Di cui sopra

A dar retta a quanto si legge qui e là - e con «là» si intende tra l’altro il New York Times - tra poco saremo in guerra.

Una coalizione guidata dagli Stati Uniti e formata da Francia, Gran Bretagna e, appunto, Italia, dovrebbe occuparsi di fronteggiare militarmente l’Isis in Libia, territorio che dopo la caduta di Gheddafi, provocata più o meno dalla medesima coalizione, è almeno in parte caduto in mano ai disgustosi tagliagole.

Non voglio addentrarmi sull’opportunità strategica dell’intervento e neppure sulla sua sostenibilità politica. Arriverò a dire che non mi interessa neppure discettare sulla questione morale (o immorale) che, sempre, l’uso delle armi porta con sé. La mia immediata curiosità - se è poi questa la parola che cerco - riguarda l’impatto culturale dell’annunciato attacco. O, se preferite, le conseguenze sociali.
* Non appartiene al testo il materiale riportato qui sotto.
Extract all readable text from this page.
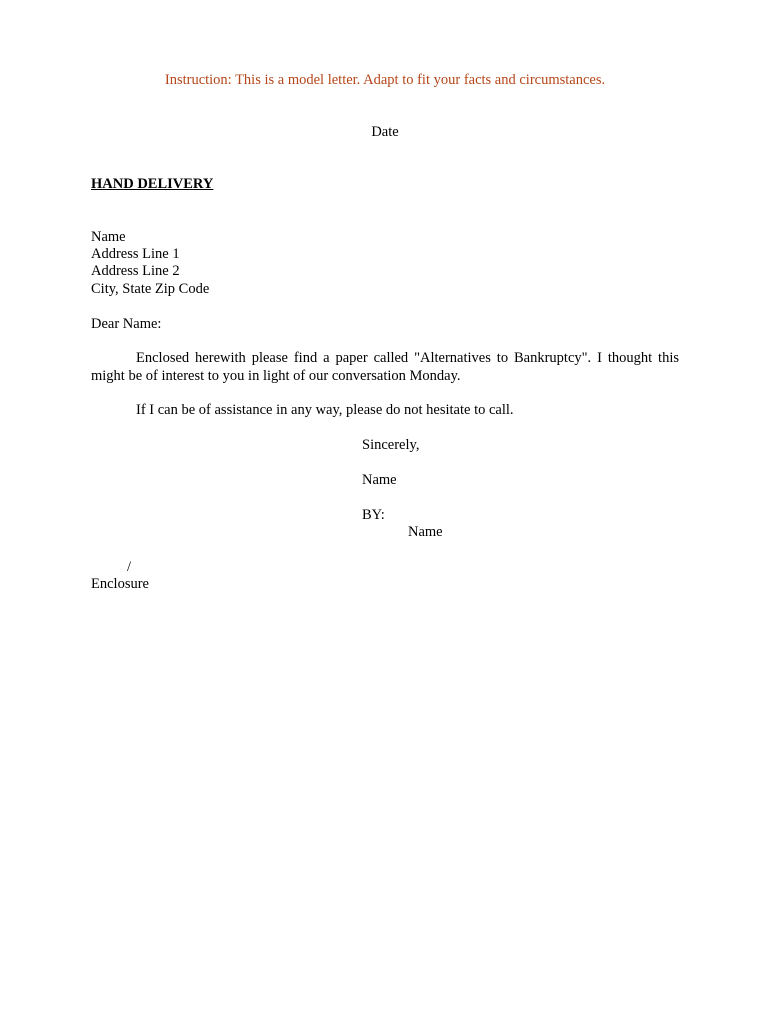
Instruction: This is a model letter. Adapt to fit your facts and circumstances.
Date
HAND DELIVERY
Name
Address Line 1
Address Line 2
City, State Zip Code
Dear Name:
Enclosed herewith please find a paper called "Alternatives to Bankruptcy". I thought this might be of interest to you in light of our conversation Monday.
If I can be of assistance in any way, please do not hesitate to call.
Sincerely,
Name
BY:
Name
/
Enclosure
In altre parole, mi chiedo se ci rendiamo ben conto su quale Italia sta per abbattersi la responsabilità di bombardare terroristi in Libia.

Neppure facendo galoppare l’immaginazione - e non credo di averne poca - riesco a quantificare il volume delle reazioni che si scateneranno. Altrettanta paura delle bombe, e delle possibili ritorsioni, mi provoca l’idea di leggere ciò che leggeremo, sentire ciò che sentiremo e vedere ciò che vedremo.

Lo dico sapendo bene di essere complice e in parte direttamente responsabile dello sciocchezzaio che, ogni giorno, lo scadimento dei riferimenti culturali va sollevando nel nostro Paese. Però mi spaventa pensare che davanti a responsabilità gravi - e non ce n’è di più gravi che muovere una guerra - non sapremo fare di meglio che usare i soliti toni, le solite espressioni, i soliti «nonsense» e le solite buffonate retoriche.

Oppure non andrà così e l’Italia dimostrerà di essere un Paese unito nella diversità, compatto nella libertà di opinione e affidabile negli impegni e negli intenti. Purtroppo, soltanto a scriverlo sembra già di veder confermati i timori di cui sopra.